ANOSIM showed that the microbiome community structure in MDR-TB comorbid DM samples and noncomorbid DM RR-TB samples were no different real or equally diverse (R = −0, P = 0.4). Based on the MRPP analysis, the microbiome community structure between MDR-TB comorbid DM samples and noncomorbid DM RR-TB did not differ significantly either, or the microbiome diversity in the sample of both MDR-TB Comorbid DM group and noncomorbid DM RR-TB was equally diverse (significance = 0.4). Similarly, analysis of microbiome community differences using AMOVA showed the microbiome in the MDR-TB comorbid DM sample and the noncomorbid DM RR-TB sample were equally diverse, not significantly different between the two groups (P = 0.376).

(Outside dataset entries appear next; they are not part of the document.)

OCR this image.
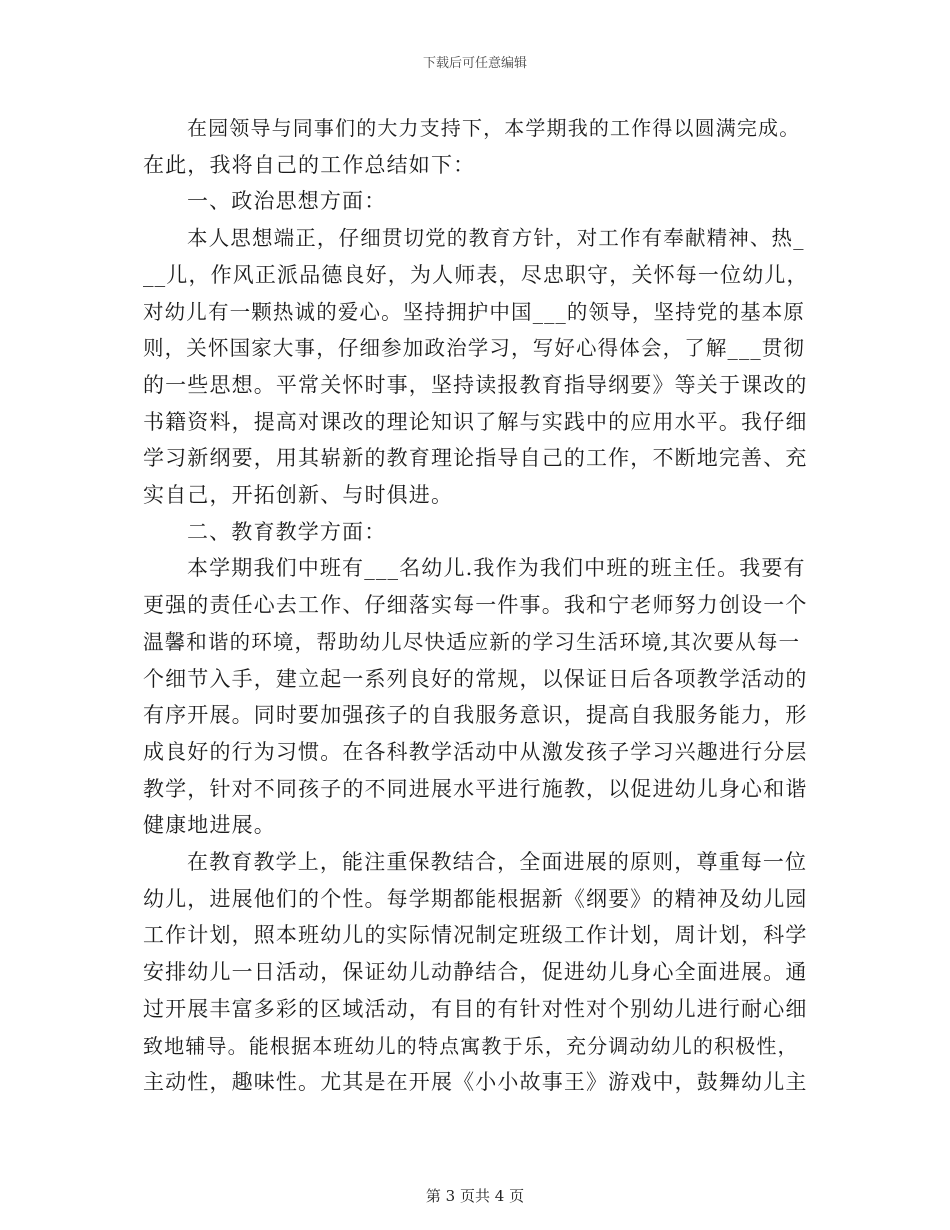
下载后可任意编辑
在园领导与同事们的大力支持下，本学期我的工作得以圆满完成。
在此，我将自己的工作总结如下：
一、政治思想方面：
本人思想端正，仔细贯切党的教育方针，对工作有奉献精神、热_
__儿，作风正派品德良好，为人师表，尽忠职守，关怀每一位幼儿，
对幼儿有一颗热诚的爱心。坚持拥护中国___的领导，坚持党的基本原
则，关怀国家大事，仔细参加政治学习，写好心得体会，了解___贯彻
的一些思想。平常关怀时事，坚持读报教育指导纲要》等关于课改的
书籍资料，提高对课改的理论知识了解与实践中的应用水平。我仔细
学习新纲要，用其崭新的教育理论指导自己的工作，不断地完善、充
实自己，开拓创新、与时俱进。
二、教育教学方面：
本学期我们中班有___名幼儿.我作为我们中班的班主任。我要有
更强的责任心去工作、仔细落实每一件事。我和宁老师努力创设一个
温馨和谐的环境，帮助幼儿尽快适应新的学习生活环境,其次要从每一
个细节入手，建立起一系列良好的常规，以保证日后各项教学活动的
有序开展。同时要加强孩子的自我服务意识，提高自我服务能力，形
成良好的行为习惯。在各科教学活动中从激发孩子学习兴趣进行分层
教学，针对不同孩子的不同进展水平进行施教，以促进幼儿身心和谐
健康地进展。
在教育教学上，能注重保教结合，全面进展的原则，尊重每一位
幼儿，进展他们的个性。每学期都能根据新《纲要》的精神及幼儿园
工作计划，照本班幼儿的实际情况制定班级工作计划，周计划，科学
安排幼儿一日活动，保证幼儿动静结合，促进幼儿身心全面进展。通
过开展丰富多彩的区域活动，有目的有针对性对个别幼儿进行耐心细
致地辅导。能根据本班幼儿的特点寓教于乐，充分调动幼儿的积极性，
主动性，趣味性。尤其是在开展《小小故事王》游戏中，鼓舞幼儿主
第 3 页共 4 页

The abundance of the microbiome is different as a potential Biomarker microbiome. To find out the composition of the microbiome abundance that differs between the MDR-TB comorbid DM and RR-TB noncomorbid DM groups, an analysis of LEfSe analysis was formed. The LEfSe analysis analyzed different microbiome that could potentially be biomarkers from both sample groups (Segata, et al., 2011). LEfSe analysis with an overview of the histogram of linear discriminant analysis (LDA) and Cladogram scores is displayed as an analysis result for evaluation. The histogram of LDA scores represents a genus or species (biomarker) whose abundance shows significant differences between groups with an LDA score greater than the set threshold of 4. LEfSe analysis shows the genus Rothia is a potential biomarker that plays a role in noncomorbid RR-TB patients [Figure 5].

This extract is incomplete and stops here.